Columns


The Learning C/C++urve

Bobby Schmidt

Me And My Arrow

Lots of people want an auto-pointer template class, but agreeing on what it should do is not so easy.


Copyright © 1997 Robert H. Schmidt

I continue with variations on auto_ptr, wrought by my dissatisfaction with pointers in general and MAPI in particular. Last month I referred you to the July 1996 CUJ for auto_ptr's class definition. Upon reflection, I have decided to list the class this month, better enabling comparisons between this "base" auto_ptr version and the alternatives I'll be suggesting. The base auto_ptr appears in Listing 1.

This listing comes from the Draft Standard [1] . If you are not used to reading STL code you may find the definition a bit daunting.

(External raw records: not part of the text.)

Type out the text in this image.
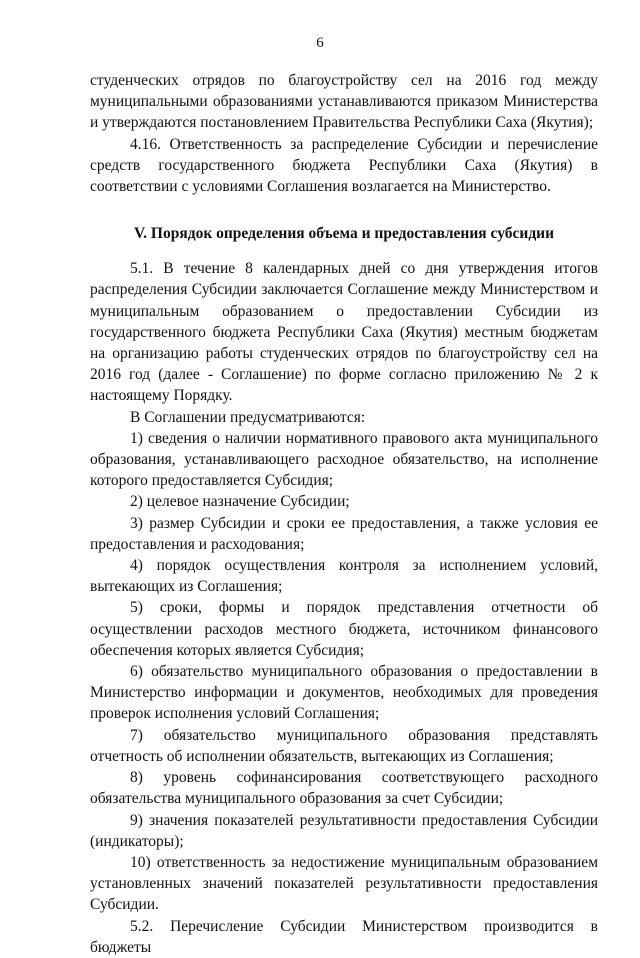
6

студенческих отрядов по благоустройству сел на 2016 год между муниципальными образованиями устанавливаются приказом Министерства и утверждаются постановлением Правительства Республики Саха (Якутия);

4.16. Ответственность за распределение Субсидии и перечисление средств государственного бюджета Республики Саха (Якутия) в соответствии с условиями Соглашения возлагается на Министерство.

V. Порядок определения объема и предоставления субсидии

5.1. В течение 8 календарных дней со дня утверждения итогов распределения Субсидии заключается Соглашение между Министерством и муниципальным образованием о предоставлении Субсидии из государственного бюджета Республики Саха (Якутия) местным бюджетам на организацию работы студенческих отрядов по благоустройству сел на 2016 год (далее - Соглашение) по форме согласно приложению № 2 к настоящему Порядку.

В Соглашении предусматриваются:

1) сведения о наличии нормативного правового акта муниципального образования, устанавливающего расходное обязательство, на исполнение которого предоставляется Субсидия;

2) целевое назначение Субсидии;

3) размер Субсидии и сроки ее предоставления, а также условия ее предоставления и расходования;

4) порядок осуществления контроля за исполнением условий, вытекающих из Соглашения;

5) сроки, формы и порядок представления отчетности об осуществлении расходов местного бюджета, источником финансового обеспечения которых является Субсидия;

6) обязательство муниципального образования о предоставлении в Министерство информации и документов, необходимых для проведения проверок исполнения условий Соглашения;

7) обязательство муниципального образования представлять отчетность об исполнении обязательств, вытекающих из Соглашения;

8) уровень софинансирования соответствующего расходного обязательства муниципального образования за счет Субсидии;

9) значения показателей результативности предоставления Субсидии (индикаторы);

10) ответственность за недостижение муниципальным образованием установленных значений показателей результативности предоставления Субсидии.

5.2. Перечисление Субсидии Министерством производится в бюджеты
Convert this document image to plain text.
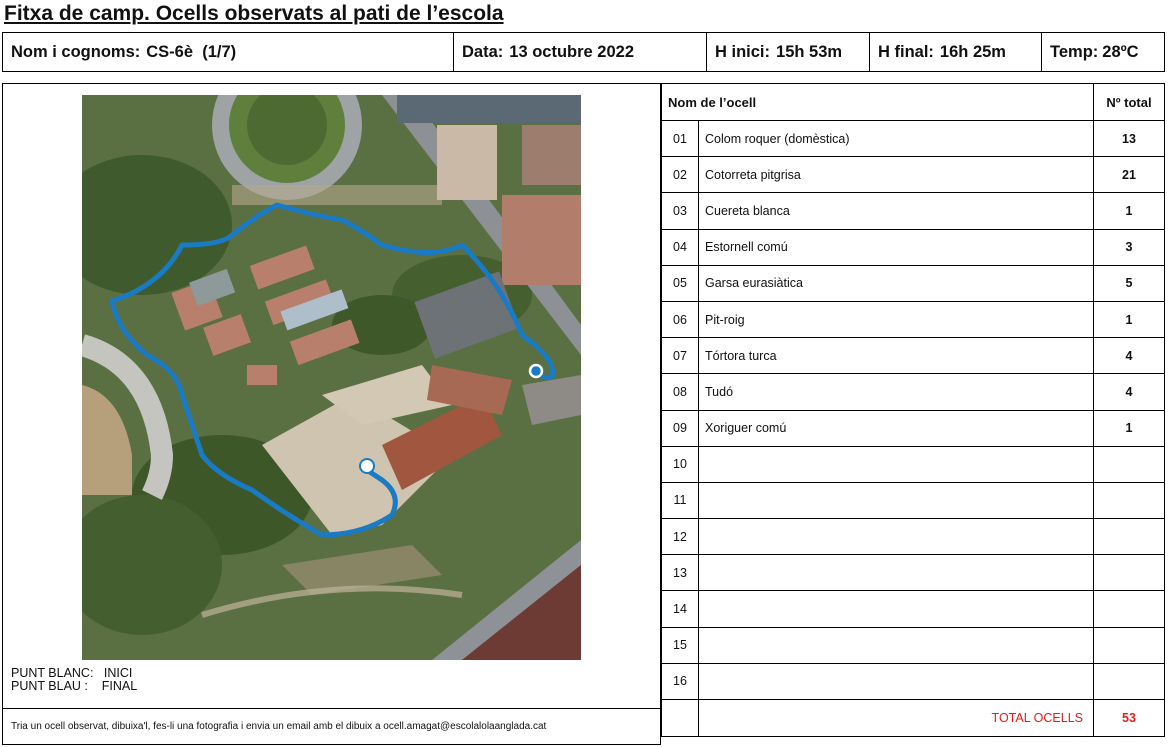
Fitxa de camp. Ocells observats al pati de l’escola
Nom i cognoms: CS-6è  (1/7)	Data: 13 octubre 2022	H inici: 15h 53m H final: 16h 25m	Temp: 28ºC
PUNT BLANC:   INICI
PUNT BLAU :    FINAL
Tria un ocell observat, dibuixa'l, fes-li una fotografia i envia un email amb el dibuix a ocell.amagat@escolalolaanglada.cat
Nom de l’ocell		Nº total
01	Colom roquer (domèstica)	13
02	Cotorreta pitgrisa	21
03	Cuereta blanca	1
04	Estornell comú	3
05	Garsa eurasiàtica	5
06	Pit-roig	1
07	Tórtora turca	4
08	Tudó	4
09	Xoriguer comú	1
10		
11		
12		
13		
14		
15		
16		
	TOTAL OCELLS	53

I certainly find a lot there that is at best tangential, and at worst distracting, to this discussion. I will therefore do us all a simplifying favor by moving the template from namespace std to global scope, and removing the throw clauses, STLish typedef, and explicit support for inheritance.

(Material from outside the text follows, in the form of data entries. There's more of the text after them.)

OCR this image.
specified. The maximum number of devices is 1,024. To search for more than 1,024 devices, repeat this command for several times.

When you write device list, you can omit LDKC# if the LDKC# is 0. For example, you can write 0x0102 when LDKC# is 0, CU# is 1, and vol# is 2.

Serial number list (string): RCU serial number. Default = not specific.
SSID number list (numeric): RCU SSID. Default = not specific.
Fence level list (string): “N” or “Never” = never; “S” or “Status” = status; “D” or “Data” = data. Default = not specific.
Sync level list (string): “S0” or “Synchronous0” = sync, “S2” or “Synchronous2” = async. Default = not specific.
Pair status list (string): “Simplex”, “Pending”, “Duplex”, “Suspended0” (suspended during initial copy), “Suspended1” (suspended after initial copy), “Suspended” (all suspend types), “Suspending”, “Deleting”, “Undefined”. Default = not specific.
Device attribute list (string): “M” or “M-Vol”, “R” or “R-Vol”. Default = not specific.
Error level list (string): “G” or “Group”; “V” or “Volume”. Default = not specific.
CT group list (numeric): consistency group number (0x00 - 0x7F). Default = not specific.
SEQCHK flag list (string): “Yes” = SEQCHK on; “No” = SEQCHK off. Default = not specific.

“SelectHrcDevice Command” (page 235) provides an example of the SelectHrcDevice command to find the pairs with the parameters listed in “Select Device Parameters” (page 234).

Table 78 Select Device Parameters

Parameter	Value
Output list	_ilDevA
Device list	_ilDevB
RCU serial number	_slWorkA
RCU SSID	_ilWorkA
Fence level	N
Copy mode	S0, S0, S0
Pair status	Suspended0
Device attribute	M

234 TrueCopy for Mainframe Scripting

I will also add two private members that don't show up in the Standard, members representing a typical auto_ptr implementation:

I'm making the destructor the first declared function member. This is a recent stylistic change for me, one that I'm still evaluating.

Each class must have exactly one destructor, while it may have any number of constructors. In the presence of inheritance, that destructor should probably be declared virtual, while constructors can never be declared virtual. By always putting the destructor at the top, I am reminded to declare it correctly.

Also, I often find parallel structure between my constructors and assignment operators, so that declaring them contiguously, or even intermingled, gives a clearer view of a class's object copying semantics.

Since the class is no longer the real STL auto_ptr, I've changed the name to the related auto_pointer. With a few other minor tweaks, the combined effect is

template<class t>
class auto_pointer
    {
public:
    ~auto_pointer();
    explicit auto_pointer(t * = NULL);
    auto_pointer
        (const auto_pointer &);
    auto_pointer &operator=
        (const auto_pointer &);
    t& operator*() const;
    t* operator->() const;
    t* get() const;
    t* release() const;
private:
    mutable bool is_owner_;
    t *pointer_;
    };

You should find most of the public members fairly intuitive:

The last two public members — get and release — bear more explanation.

get

get returns the same thing as operator->, offering a more convenient notation for places where infix operator syntax is awkward or impossible. Consider the following statements using real pointers:

char *p = "Rock Me, Amadeus";
char *q = p;

Change the code so that p is an auto_pointer. What you'd like to write is

auto_pointer<char> p = "Rock Me, Amadeus";
char *q = p;

Unfortunately, with our current definition of auto_pointer, the line

char *q = p; // error

doesn't compile — an auto_pointer does not implicitly convert to a real pointer. You could use operator-> to solve this problem, since that function does return a real pointer. However, you must use the function form

char *q = p.operator->(); // OK

since the infix equivalent

char *q = p->; // error

won't compile. Because the functional notation is rather unaesthetic, auto_pointer provides the more normal looking

char *q = p.get(); // OK

get is a const member function, which may surprise you. Remember, a real pointer can stay const while the thing it points to can change:

char * const p = "abc";
*p = 'x'; // OK, what p points to can change
p = "x"   // error, p itself cannot change

Similarly, by yielding a non-const pointer, an auto_pointer can stay the same while the pointed-to object can change. This same reasoning explains the const-ness of operator->.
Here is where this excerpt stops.